Sibelius schaute auf die Uhr. Die zwei Stunden waren nahezu verstrichen. Kottelkamp müsste jeden Moment bei ihm auftauchen. Doch nun schlug seine Neugier in Ungeduld um. Nach mehreren Blicken auf seine Armbanduhr entschloss er sich, außerhalb seiner Wohnung auf Armin zu warten. Etwas frische Luft würde ihm guttun. Der nahende Sommer weckte bei ihm mehr und mehr die in der Winzerzeit in den Hintergrund getretenen Wünsche nach Bewegung und so warf er sich eine dünne, aber dennoch gefütterte Jacke über die Schultern und begab sich aus seiner Wohnung im dritten Stock gemächlich Stufe für Stufe, nach unten.

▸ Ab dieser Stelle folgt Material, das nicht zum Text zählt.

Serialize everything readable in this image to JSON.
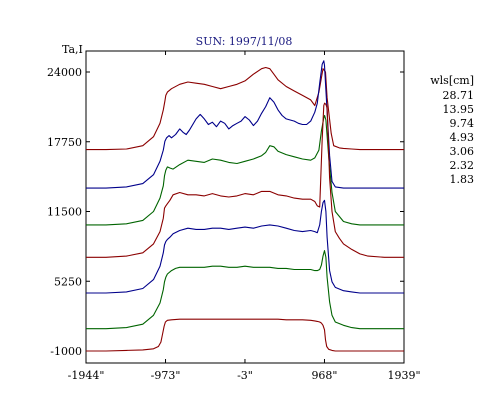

Mit 65 Jahren war er auch nicht mehr der Jüngste und die rechte Hüfte bereitete ihm seit einem halben Jahr erhebliche Probleme. Um eine Operation würde er wohl nicht herumkommen, doch er verschob dieses Vorhaben immer wieder. Andere Dinge hatten für ihn Vorrang.

Draußen war es verhältnismäßig still. Sibelius wohnte abseits der verkehrsträchtigen Straßen am Stadtrand, ebenso wie Armin Kottelkamp es jenseits am anderen Ende der Stadt tat und die Anzahl der vorbeifahrenden Fahrzeuge hielt sich deshalb in Grenzen. Jetzt, da sich der Tag dem Abend zuneigte, hatten auch diese Fahrzeuge ihre Strecken hinter sich gebracht, die Insassen waren nach getaner Arbeit zu Hause bei ihren Familien.

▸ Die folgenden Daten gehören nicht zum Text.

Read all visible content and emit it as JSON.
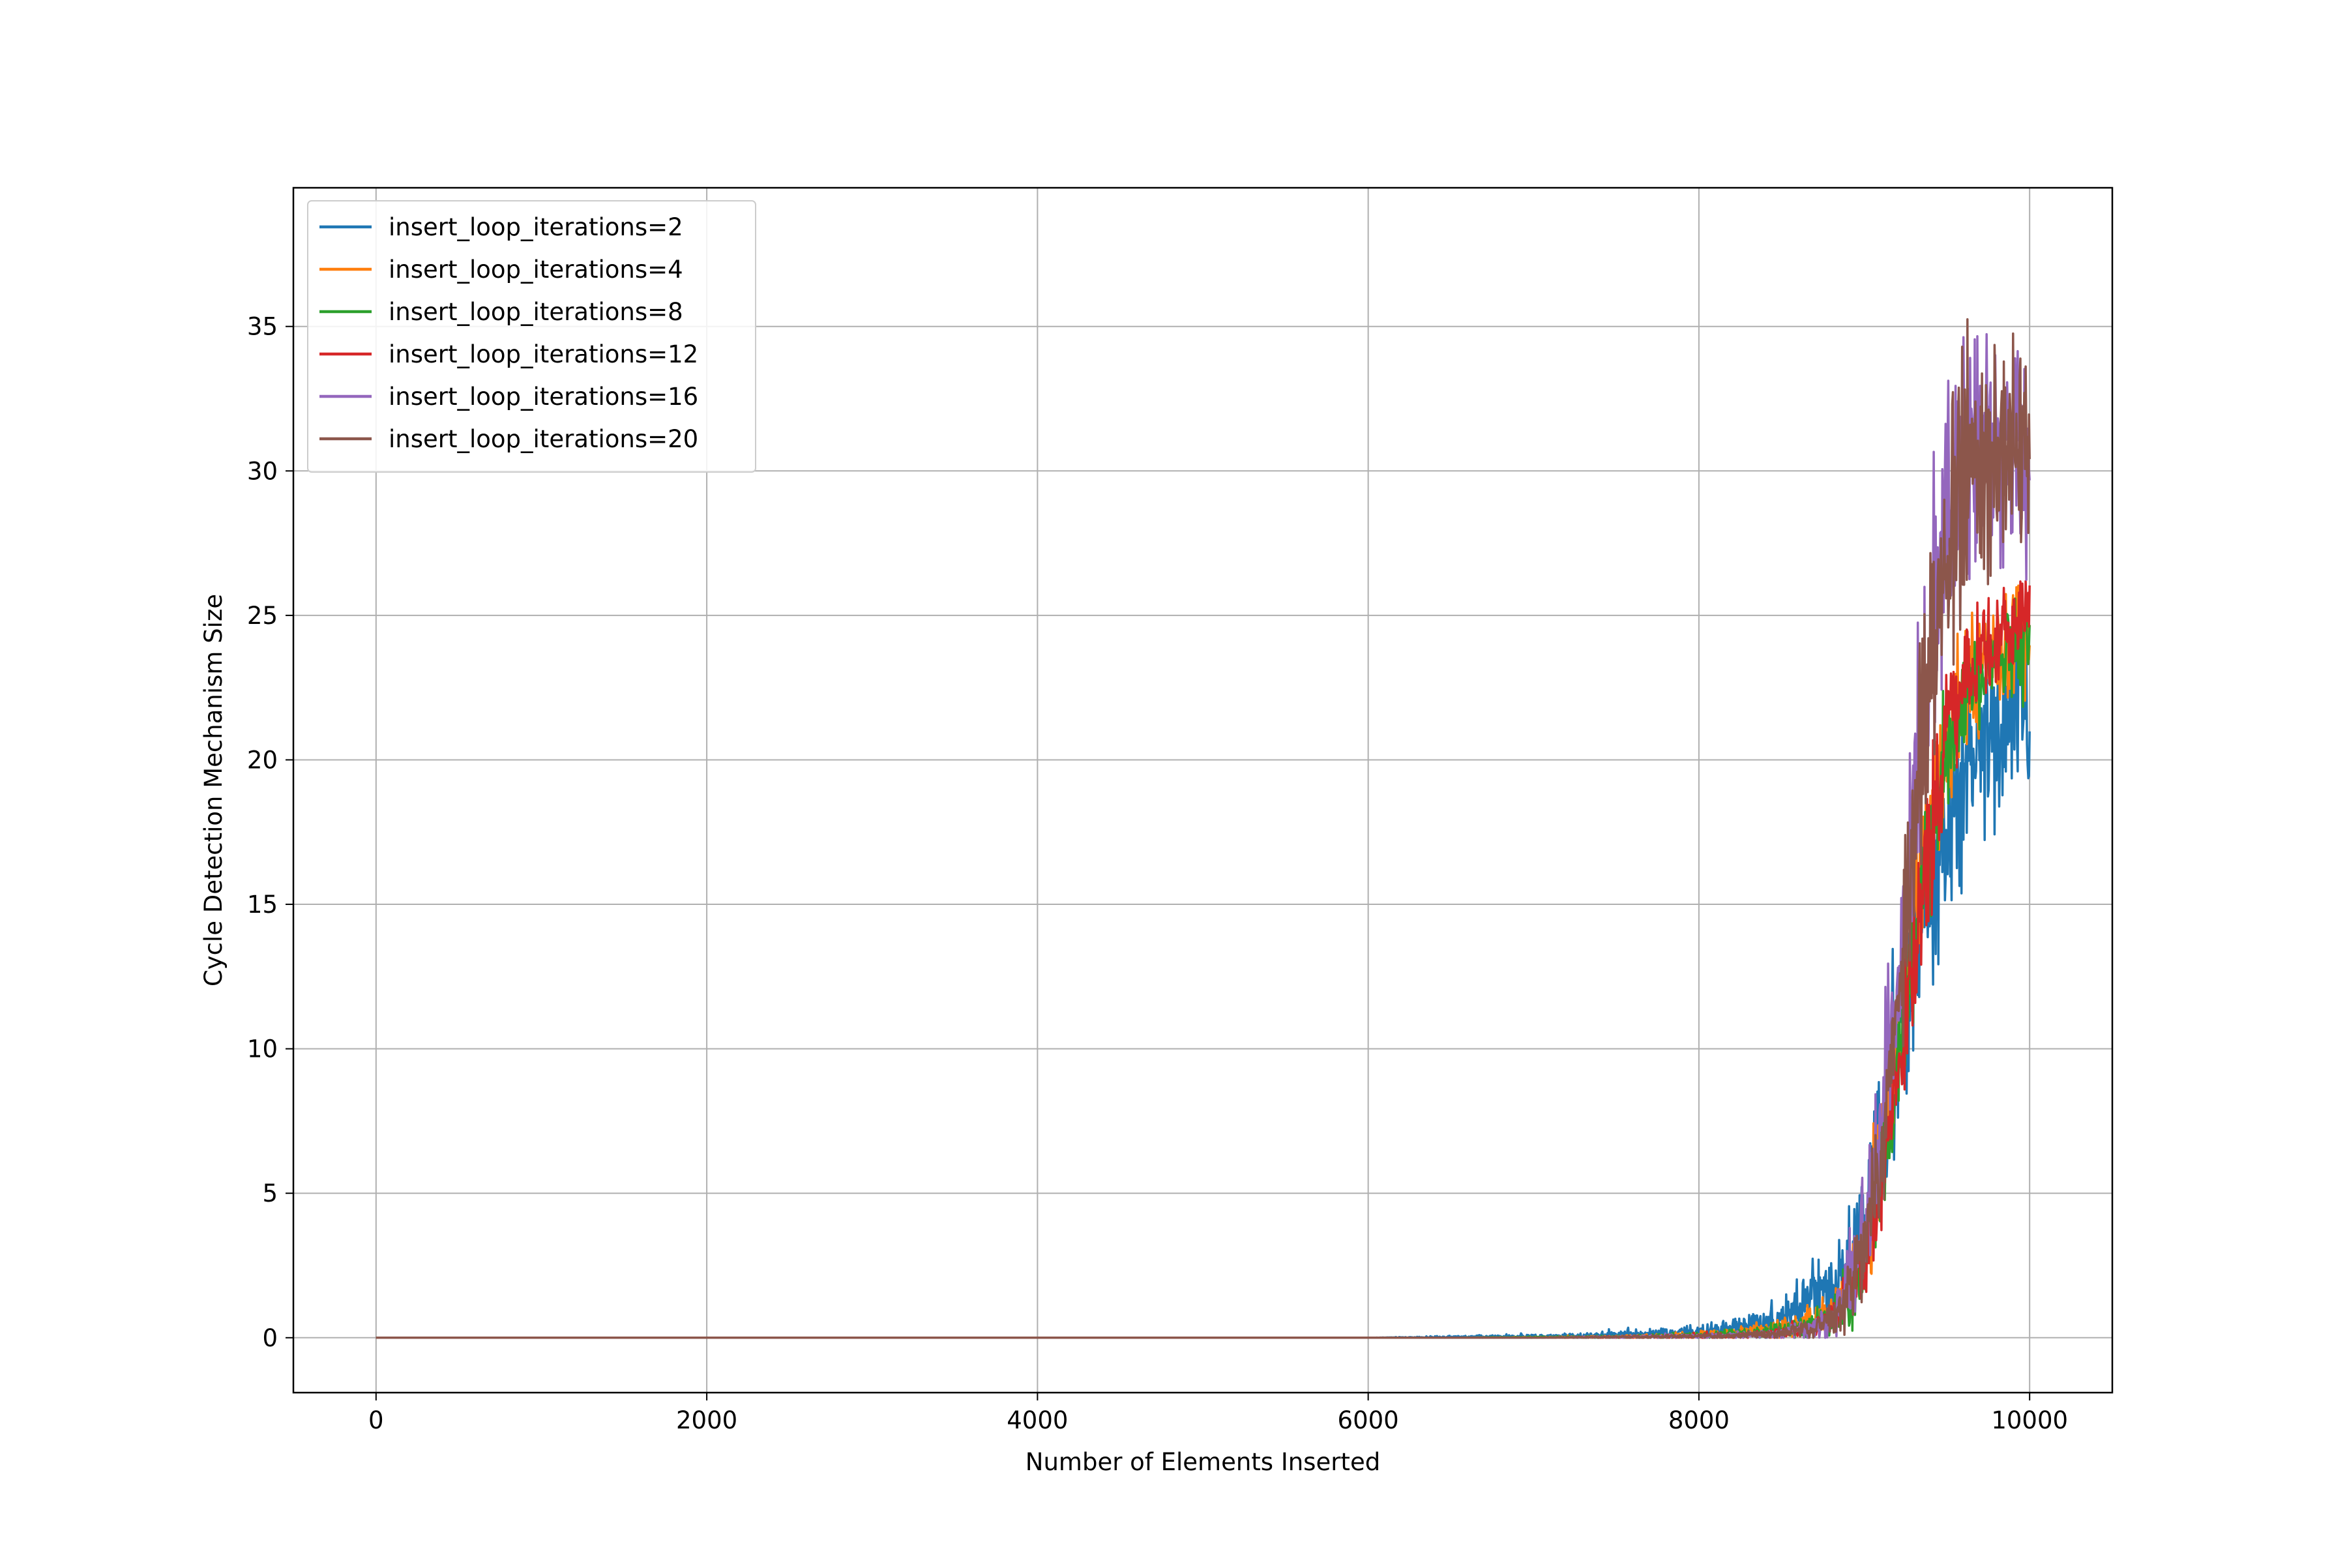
{
  "chart_data": {
    "type": "line",
    "title": "",
    "xlabel": "Number of Elements Inserted",
    "ylabel": "Cycle Detection Mechanism Size",
    "xlim": [
      -500,
      10500
    ],
    "ylim": [
      -1.9,
      39.8
    ],
    "xticks": [
      0,
      2000,
      4000,
      6000,
      8000,
      10000
    ],
    "xtick_labels": [
      "0",
      "2000",
      "4000",
      "6000",
      "8000",
      "10000"
    ],
    "yticks": [
      0,
      5,
      10,
      15,
      20,
      25,
      30,
      35
    ],
    "ytick_labels": [
      "0",
      "5",
      "10",
      "15",
      "20",
      "25",
      "30",
      "35"
    ],
    "grid": true,
    "legend_position": "top-left",
    "series": [
      {
        "name": "insert_loop_iterations=2",
        "color": "#1f77b4",
        "x": [
          0,
          6000,
          7000,
          7500,
          8000,
          8250,
          8500,
          8650,
          8800,
          8900,
          9000,
          9100,
          9200,
          9300,
          9400,
          9500,
          9600,
          9700,
          9800,
          9900,
          10000
        ],
        "y": [
          0,
          0,
          0.05,
          0.1,
          0.2,
          0.35,
          0.7,
          1.2,
          1.8,
          2.6,
          4.2,
          6.5,
          9.5,
          12.5,
          15.5,
          17.5,
          19.0,
          20.5,
          21.5,
          22.0,
          22.0
        ],
        "noise": [
          0,
          0,
          0.05,
          0.1,
          0.15,
          0.3,
          0.5,
          0.8,
          1.0,
          1.2,
          1.4,
          1.8,
          2.0,
          2.2,
          2.4,
          2.4,
          2.4,
          2.4,
          2.4,
          2.4,
          2.2
        ]
      },
      {
        "name": "insert_loop_iterations=4",
        "color": "#ff7f0e",
        "x": [
          0,
          6500,
          7500,
          8000,
          8300,
          8600,
          8800,
          8950,
          9050,
          9150,
          9250,
          9350,
          9450,
          9550,
          9650,
          9750,
          9850,
          10000
        ],
        "y": [
          0,
          0,
          0.03,
          0.1,
          0.2,
          0.4,
          0.9,
          2.2,
          4.5,
          8.0,
          12.0,
          16.0,
          19.5,
          21.5,
          22.8,
          23.5,
          24.0,
          24.2
        ],
        "noise": [
          0,
          0,
          0.03,
          0.08,
          0.15,
          0.3,
          0.5,
          0.9,
          1.3,
          1.6,
          1.8,
          1.9,
          1.8,
          1.6,
          1.4,
          1.3,
          1.3,
          1.3
        ]
      },
      {
        "name": "insert_loop_iterations=8",
        "color": "#2ca02c",
        "x": [
          0,
          6500,
          7500,
          8000,
          8300,
          8600,
          8800,
          8950,
          9050,
          9150,
          9250,
          9350,
          9450,
          9550,
          9650,
          9750,
          9850,
          10000
        ],
        "y": [
          0,
          0,
          0.03,
          0.08,
          0.15,
          0.3,
          0.7,
          1.8,
          4.0,
          7.5,
          11.5,
          15.5,
          19.0,
          21.0,
          22.5,
          23.3,
          23.8,
          24.0
        ],
        "noise": [
          0,
          0,
          0.03,
          0.08,
          0.12,
          0.25,
          0.5,
          0.9,
          1.2,
          1.5,
          1.7,
          1.8,
          1.7,
          1.5,
          1.3,
          1.2,
          1.2,
          1.2
        ]
      },
      {
        "name": "insert_loop_iterations=12",
        "color": "#d62728",
        "x": [
          0,
          7000,
          8000,
          8400,
          8700,
          8850,
          9000,
          9100,
          9200,
          9300,
          9400,
          9500,
          9600,
          9700,
          9800,
          9900,
          10000
        ],
        "y": [
          0,
          0,
          0.05,
          0.1,
          0.3,
          0.8,
          2.5,
          5.0,
          8.5,
          13.0,
          17.0,
          20.5,
          22.5,
          23.8,
          24.5,
          24.8,
          25.0
        ],
        "noise": [
          0,
          0,
          0.05,
          0.1,
          0.2,
          0.5,
          1.0,
          1.3,
          1.6,
          1.8,
          1.8,
          1.6,
          1.4,
          1.3,
          1.2,
          1.2,
          1.2
        ]
      },
      {
        "name": "insert_loop_iterations=16",
        "color": "#9467bd",
        "x": [
          0,
          7000,
          8000,
          8400,
          8700,
          8850,
          9000,
          9100,
          9200,
          9300,
          9400,
          9500,
          9600,
          9700,
          9800,
          9900,
          10000
        ],
        "y": [
          0,
          0,
          0.05,
          0.1,
          0.3,
          1.0,
          3.5,
          7.0,
          12.5,
          19.0,
          24.5,
          28.5,
          30.0,
          30.5,
          30.5,
          30.0,
          29.5
        ],
        "noise": [
          0,
          0,
          0.05,
          0.1,
          0.25,
          0.7,
          1.4,
          2.0,
          2.6,
          3.0,
          3.4,
          3.6,
          3.3,
          3.0,
          2.8,
          2.8,
          2.6
        ]
      },
      {
        "name": "insert_loop_iterations=20",
        "color": "#8c564b",
        "x": [
          0,
          7000,
          8000,
          8400,
          8700,
          8850,
          9000,
          9100,
          9200,
          9300,
          9400,
          9500,
          9600,
          9700,
          9800,
          9900,
          10000
        ],
        "y": [
          0,
          0,
          0.05,
          0.1,
          0.3,
          0.9,
          3.0,
          6.5,
          11.5,
          17.5,
          23.5,
          27.5,
          29.5,
          30.5,
          30.8,
          30.5,
          30.0
        ],
        "noise": [
          0,
          0,
          0.05,
          0.1,
          0.2,
          0.6,
          1.2,
          1.8,
          2.4,
          2.8,
          3.0,
          3.2,
          3.0,
          2.8,
          2.6,
          2.6,
          2.4
        ]
      }
    ]
  }
}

Es war doch kühler als Sibelius es noch vorhin geglaubt hatte und so schlüpfte er in die Ärmel seiner Jacke, zog den Reißverschluss über dem kleinen Bauchansatz zu und schlug den Kragen hoch.

Plötzlich glaubte er, einen Schatten an der Hauswand der Straße auf der gegenüberliegenden Seite der Kreuzung wahrgenommen zu haben. Er strengte seine Augen an, um deutlicher sehen zu können, denn seine Brille hatte er in der Eile in seiner Wohnung gelassen.

Ich habe mich getäuscht, lächelte er in sich hinein. Armin wird sich ja wohl nicht vor mir verstecken wollen.

Dann ging ihm ein Licht auf. Er will nicht gesehen werden, so wichtig scheint ihm das zu sein, was er mir nicht vorenthalten will.

Die Spannung in Sibelius stieg. Was Armin entdeckt hatte, konnte nur mit der Zeit der Inquisition des späten Mittelalters zusammenhängen. Ihnen beiden, ihm und seinem Freund, hatte es die Zeit der Hexenverfolgung angetan, mit dem kleinen Unterschied, dass sich Sibelius immer noch damit befasste, Prozess um Prozess ans Licht zu bringen und sie auszuwerten, insbesondere, was seinen heimatlichen Bereich betraf.

Alleine aus seiner Heimatstadt hatte er über 15 hingerichtete Personen ermittelt und sie den heute noch lebenden Familien zugeordnet. Eine genaue Recherche der Verfolgung im Kurfürstentum Trier war ihm durch den fast völligen Verlust der Gerichtsakten, die vermutlich zu einem großen Teil einer gezielten Vernichtungsaktion am Ende der Verfolgungsperiode zum Opfer gefallen waren, nicht mehr möglich gewesen. Aber allein das Verzeichnis des Amtmannes Claudius Musiel wies für den Zeitraum von 1588 bis 1594 die Hinrichtung von ca. 400 Personen aus rund 36 Dörfern der Abtei St. Maximin bei Trier und weiteren umliegenden Orten, darunter auch solche mit kurtrierischer Zugehörigkeit, aus.

Sibelius blickte nach allen Seiten die Straßen entlang, die von der Kreuzung vor seinem Haus wegführten, eine in die Innenstadt, zwei weitere aus der Stadt hinaus. Er kniff seine Augen zusammen, doch er sah Armin Kottelkamp nicht.

Dann fiel ein Schuss!

Und dann noch einer!

Auf der gegenüberliegenden Seite der Straße, in der Einmündung einer Gasse auf die Kreuzung zu, stand sein Freund Armin. Offensichtlich hatte er die Passage des kleinen Kaufhauses benutzt, um den Weg über die Straße zu vermeiden.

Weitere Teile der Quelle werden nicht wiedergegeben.